The odds of being struck by lightning in your lifetime are 1 in 3,000. It seems like the odds of getting loan forgiveness are just as slim with just 96 applicants out of 33,000 being approved. Approximately 99 percent of applicants applying for Public Service Loan Forgiveness (PSLF) have been rejected. Moreover, the Department of Education (DOE) recently reported that 33,000 applications were received for this program and of that only 29,000 were reviewed. From this pool, only 96 applications were approved for loan forgiveness – amounting to (a meager) $5.52 million dollars in savings for the borrowers.

The loan forgiveness program dictates that you work a public service job for 10 years and make income-based repayments on your loans during that time. Theoretically, once  your 10 years of payment are complete, then the remaining balance will be forgiven.

The program was originally created to incentivize future graduates to work in the public sector within the federal, state or local public service job or 501(c)(3) non-profit job. A lack of fresh talent in these sectors dawned the creation of this program. The process of applying for PSLF and its eligibility requirements has left loan servicers and borrowers confused, the GAO  indicated in its Sept. 2018 report findings on the program. PSLF must be more accessible, with simplified language regarding eligibility that will allow more candidates to apply and ultimately, be approved.

There’s a major disconnect between the DOE and its applicants in terms of what are the program’s requirements. An applicant residential state’s definition of public service OR their loan servicer’s definition of their loan can be different than what DOE defines as public service in the program’s requirements.  Many applicants find the annual certification process daunting and confusing in terms of the frequency of certification, how to certify when you change jobs and what type of repayment plan to choose. Unclear guidelines could limit the number of individuals that choose to participate in the public sector.

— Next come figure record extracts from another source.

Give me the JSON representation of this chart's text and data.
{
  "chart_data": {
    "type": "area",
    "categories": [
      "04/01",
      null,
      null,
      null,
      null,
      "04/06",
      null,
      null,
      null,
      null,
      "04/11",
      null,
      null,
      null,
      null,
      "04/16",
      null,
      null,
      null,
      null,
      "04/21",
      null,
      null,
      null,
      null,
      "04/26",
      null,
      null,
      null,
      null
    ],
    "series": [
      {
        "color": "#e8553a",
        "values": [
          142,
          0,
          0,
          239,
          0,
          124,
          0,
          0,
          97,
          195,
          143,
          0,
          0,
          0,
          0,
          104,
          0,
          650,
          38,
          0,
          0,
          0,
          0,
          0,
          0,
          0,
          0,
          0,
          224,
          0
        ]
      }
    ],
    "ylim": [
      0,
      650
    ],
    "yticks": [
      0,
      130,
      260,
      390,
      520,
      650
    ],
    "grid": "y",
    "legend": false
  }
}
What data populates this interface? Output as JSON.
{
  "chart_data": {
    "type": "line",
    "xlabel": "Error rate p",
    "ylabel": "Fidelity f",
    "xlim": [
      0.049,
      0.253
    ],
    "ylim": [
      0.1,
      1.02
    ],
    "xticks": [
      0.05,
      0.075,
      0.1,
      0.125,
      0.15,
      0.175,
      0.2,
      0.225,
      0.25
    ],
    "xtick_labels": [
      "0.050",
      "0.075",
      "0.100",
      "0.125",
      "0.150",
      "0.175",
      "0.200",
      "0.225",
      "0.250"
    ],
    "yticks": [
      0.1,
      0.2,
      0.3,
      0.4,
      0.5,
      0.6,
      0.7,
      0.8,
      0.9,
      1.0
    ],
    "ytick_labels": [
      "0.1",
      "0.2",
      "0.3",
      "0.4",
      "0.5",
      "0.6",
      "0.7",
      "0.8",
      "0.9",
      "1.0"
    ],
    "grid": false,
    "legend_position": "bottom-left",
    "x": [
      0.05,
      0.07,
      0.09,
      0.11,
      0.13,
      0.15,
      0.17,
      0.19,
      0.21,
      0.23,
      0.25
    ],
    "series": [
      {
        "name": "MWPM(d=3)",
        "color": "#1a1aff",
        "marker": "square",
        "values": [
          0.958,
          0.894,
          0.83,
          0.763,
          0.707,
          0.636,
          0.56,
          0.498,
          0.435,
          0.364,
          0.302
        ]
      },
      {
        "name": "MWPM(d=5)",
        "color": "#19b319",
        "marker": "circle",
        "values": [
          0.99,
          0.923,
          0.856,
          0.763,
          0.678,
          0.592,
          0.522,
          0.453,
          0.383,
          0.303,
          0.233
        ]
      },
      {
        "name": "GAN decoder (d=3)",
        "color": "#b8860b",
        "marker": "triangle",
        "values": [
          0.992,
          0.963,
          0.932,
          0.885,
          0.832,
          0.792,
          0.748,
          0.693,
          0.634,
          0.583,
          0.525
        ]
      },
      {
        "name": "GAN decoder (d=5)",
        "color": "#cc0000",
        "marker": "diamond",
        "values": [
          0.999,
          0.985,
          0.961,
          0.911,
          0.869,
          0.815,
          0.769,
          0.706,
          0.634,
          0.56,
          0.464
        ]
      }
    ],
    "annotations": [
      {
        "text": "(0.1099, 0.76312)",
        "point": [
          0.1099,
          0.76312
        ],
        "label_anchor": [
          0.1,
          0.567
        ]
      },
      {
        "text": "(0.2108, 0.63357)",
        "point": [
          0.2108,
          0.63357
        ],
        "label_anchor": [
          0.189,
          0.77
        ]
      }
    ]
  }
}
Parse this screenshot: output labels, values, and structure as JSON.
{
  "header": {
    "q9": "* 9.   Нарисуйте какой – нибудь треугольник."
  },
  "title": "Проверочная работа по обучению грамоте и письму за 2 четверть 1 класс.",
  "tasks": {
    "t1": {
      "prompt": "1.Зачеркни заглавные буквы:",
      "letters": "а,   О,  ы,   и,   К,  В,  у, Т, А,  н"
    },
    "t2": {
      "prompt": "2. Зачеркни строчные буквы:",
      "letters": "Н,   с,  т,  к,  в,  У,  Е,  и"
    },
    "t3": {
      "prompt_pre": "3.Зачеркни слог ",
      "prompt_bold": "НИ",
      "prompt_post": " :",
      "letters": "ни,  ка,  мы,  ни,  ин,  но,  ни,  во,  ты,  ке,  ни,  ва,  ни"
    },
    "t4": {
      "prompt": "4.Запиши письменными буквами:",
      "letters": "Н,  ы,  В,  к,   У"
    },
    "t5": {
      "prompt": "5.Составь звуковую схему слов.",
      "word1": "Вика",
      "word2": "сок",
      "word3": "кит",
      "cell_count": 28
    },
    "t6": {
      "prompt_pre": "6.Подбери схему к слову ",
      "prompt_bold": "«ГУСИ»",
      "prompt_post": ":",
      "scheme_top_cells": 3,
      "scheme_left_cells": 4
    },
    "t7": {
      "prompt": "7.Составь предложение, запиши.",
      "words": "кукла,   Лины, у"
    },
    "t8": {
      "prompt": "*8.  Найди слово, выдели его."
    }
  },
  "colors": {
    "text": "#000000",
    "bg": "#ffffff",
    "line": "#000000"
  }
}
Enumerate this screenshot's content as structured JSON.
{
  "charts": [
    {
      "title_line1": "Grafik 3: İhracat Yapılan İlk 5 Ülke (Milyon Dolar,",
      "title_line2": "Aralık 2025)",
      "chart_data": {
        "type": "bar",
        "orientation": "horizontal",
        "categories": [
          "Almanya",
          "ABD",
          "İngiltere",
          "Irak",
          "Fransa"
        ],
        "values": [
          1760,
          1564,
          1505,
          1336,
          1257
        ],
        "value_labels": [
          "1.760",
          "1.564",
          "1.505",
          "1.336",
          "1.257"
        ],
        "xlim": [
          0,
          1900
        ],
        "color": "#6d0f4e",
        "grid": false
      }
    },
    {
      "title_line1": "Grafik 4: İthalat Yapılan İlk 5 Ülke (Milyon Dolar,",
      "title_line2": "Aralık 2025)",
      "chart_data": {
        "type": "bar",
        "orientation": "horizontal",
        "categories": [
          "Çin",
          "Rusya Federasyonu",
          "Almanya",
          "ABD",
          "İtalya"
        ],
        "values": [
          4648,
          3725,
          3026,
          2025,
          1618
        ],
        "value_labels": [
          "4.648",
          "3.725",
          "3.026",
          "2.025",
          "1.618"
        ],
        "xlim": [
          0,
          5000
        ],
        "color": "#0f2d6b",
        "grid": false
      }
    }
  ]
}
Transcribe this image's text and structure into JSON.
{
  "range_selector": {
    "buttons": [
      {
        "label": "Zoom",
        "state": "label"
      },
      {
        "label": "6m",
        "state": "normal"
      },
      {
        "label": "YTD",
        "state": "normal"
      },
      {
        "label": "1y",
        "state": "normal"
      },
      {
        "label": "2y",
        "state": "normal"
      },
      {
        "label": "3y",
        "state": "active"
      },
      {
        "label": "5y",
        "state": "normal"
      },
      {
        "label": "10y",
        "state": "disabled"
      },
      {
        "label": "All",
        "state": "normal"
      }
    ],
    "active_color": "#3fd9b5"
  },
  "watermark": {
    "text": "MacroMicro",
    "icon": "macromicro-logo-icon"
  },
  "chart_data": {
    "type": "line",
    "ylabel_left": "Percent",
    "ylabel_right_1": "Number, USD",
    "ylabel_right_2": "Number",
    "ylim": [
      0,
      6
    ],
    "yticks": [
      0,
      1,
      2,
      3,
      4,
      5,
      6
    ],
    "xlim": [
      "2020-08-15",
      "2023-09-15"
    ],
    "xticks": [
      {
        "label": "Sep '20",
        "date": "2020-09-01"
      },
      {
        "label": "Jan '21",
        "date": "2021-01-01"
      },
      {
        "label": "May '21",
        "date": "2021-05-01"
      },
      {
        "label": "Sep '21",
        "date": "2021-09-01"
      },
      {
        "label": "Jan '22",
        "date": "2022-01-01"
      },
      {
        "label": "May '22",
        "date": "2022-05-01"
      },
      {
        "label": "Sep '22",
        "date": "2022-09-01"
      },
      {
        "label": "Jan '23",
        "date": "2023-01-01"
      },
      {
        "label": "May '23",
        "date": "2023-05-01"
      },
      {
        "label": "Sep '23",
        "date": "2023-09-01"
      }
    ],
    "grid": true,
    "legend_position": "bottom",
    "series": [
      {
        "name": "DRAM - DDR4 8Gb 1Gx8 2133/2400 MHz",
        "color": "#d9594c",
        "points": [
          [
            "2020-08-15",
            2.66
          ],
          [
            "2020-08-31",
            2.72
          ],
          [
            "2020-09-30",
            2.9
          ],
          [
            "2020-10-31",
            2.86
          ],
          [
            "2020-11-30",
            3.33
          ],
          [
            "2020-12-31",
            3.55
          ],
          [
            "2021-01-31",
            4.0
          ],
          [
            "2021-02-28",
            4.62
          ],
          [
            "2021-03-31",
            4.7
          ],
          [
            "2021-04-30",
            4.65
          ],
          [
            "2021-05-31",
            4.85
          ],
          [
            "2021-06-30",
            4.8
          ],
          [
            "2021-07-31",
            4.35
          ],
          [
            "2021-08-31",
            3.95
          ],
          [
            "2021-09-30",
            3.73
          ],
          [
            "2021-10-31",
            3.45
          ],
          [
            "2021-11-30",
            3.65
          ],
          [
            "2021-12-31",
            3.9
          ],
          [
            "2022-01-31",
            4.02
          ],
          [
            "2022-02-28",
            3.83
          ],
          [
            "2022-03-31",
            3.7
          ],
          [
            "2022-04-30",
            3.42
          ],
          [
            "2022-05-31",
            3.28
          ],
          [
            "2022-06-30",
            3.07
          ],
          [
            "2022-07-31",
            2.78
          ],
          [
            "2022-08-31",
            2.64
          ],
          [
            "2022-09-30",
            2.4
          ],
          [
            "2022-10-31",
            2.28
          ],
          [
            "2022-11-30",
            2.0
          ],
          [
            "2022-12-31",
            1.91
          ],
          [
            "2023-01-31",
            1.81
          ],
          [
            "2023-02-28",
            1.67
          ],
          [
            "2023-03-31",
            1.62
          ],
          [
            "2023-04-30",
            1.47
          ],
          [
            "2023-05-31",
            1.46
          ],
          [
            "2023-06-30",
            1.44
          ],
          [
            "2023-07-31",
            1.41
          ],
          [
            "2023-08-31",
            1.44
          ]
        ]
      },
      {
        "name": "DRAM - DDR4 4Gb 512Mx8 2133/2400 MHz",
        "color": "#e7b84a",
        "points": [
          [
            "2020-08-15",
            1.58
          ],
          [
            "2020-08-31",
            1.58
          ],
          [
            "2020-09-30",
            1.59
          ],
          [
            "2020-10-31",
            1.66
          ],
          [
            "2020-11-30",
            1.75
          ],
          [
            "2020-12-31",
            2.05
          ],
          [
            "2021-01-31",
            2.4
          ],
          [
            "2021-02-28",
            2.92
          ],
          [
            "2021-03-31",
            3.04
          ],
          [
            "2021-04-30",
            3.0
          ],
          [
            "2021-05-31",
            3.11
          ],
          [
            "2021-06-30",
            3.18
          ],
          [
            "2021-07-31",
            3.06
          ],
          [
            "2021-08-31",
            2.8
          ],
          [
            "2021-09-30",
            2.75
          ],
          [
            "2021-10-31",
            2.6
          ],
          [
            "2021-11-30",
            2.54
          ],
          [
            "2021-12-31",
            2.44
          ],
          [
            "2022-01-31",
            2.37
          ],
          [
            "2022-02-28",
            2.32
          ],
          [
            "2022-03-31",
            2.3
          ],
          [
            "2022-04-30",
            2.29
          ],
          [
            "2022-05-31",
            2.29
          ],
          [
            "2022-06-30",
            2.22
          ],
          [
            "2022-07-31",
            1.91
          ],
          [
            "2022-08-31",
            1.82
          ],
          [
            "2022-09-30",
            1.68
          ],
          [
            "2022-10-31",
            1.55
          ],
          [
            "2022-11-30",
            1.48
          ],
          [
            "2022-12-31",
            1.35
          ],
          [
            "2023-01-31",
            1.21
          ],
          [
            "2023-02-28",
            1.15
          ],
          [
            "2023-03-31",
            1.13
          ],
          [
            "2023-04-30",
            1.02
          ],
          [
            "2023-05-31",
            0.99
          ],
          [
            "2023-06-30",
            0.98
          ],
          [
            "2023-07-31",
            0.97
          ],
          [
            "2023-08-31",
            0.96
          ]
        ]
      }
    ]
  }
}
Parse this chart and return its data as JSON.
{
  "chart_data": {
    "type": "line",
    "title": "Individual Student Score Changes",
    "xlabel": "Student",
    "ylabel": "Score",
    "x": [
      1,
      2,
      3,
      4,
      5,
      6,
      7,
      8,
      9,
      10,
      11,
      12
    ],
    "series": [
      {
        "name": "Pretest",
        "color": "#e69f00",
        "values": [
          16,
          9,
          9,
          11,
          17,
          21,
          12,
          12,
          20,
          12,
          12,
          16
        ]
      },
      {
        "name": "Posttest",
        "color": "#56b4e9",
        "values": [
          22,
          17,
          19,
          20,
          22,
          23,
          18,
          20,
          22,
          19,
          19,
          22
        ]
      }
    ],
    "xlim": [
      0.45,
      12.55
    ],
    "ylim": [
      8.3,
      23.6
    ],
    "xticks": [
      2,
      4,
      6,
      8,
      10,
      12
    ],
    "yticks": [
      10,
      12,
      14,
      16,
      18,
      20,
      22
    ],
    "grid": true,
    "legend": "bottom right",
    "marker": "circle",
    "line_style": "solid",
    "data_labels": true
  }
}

The need for more federal employees is imminent as the current administration struggles fill positions across the government. President Trump has filled 381 key posts out of 702, with 182 formally nominated, 131 with no nominee and 12 awaiting nomination. That amounts to a 46 percent vacancy rate across the government which can have negative effect across the different policy-making agencies.

There is already a shortage of individuals who are willing to work in the public sector given that the private sector pays more. The average government policy analyst makes roughly $75,000 a year and a policy analyst in the private sector can make up to $112,000 a year. This earnings difference can incentivize students to join the private sector, especially those looking to pay off their student loans. We, as a nation, need people in public service careers and as  career public servants beginning  to enter retirement, the amount of vacancies will only continue to increase.

Here are four quick tips for students looking to get their loans forgiven for their public service:

  1. Ensure your job fits the requirements of the program within the public service definition.
  2. Fill out a certification form.
  3. Enroll in an income-driven repayment program.
  4. Consolidate your student loans and/or refinance your private loans

If we don’t make it easier for individuals to apply so they can meet the eligibility requirements, we could disincentivize individuals to work in public service jobs – amounting to a $6.5 million lifetime earnings loss per individual in the public sector.

As GAO stated, the instructions need to be clearer for the borrower and the loan servicers so that when the application makes it to the DOE reviewers, it is approved. This allows students giving back in public service to have their student debt forgiven.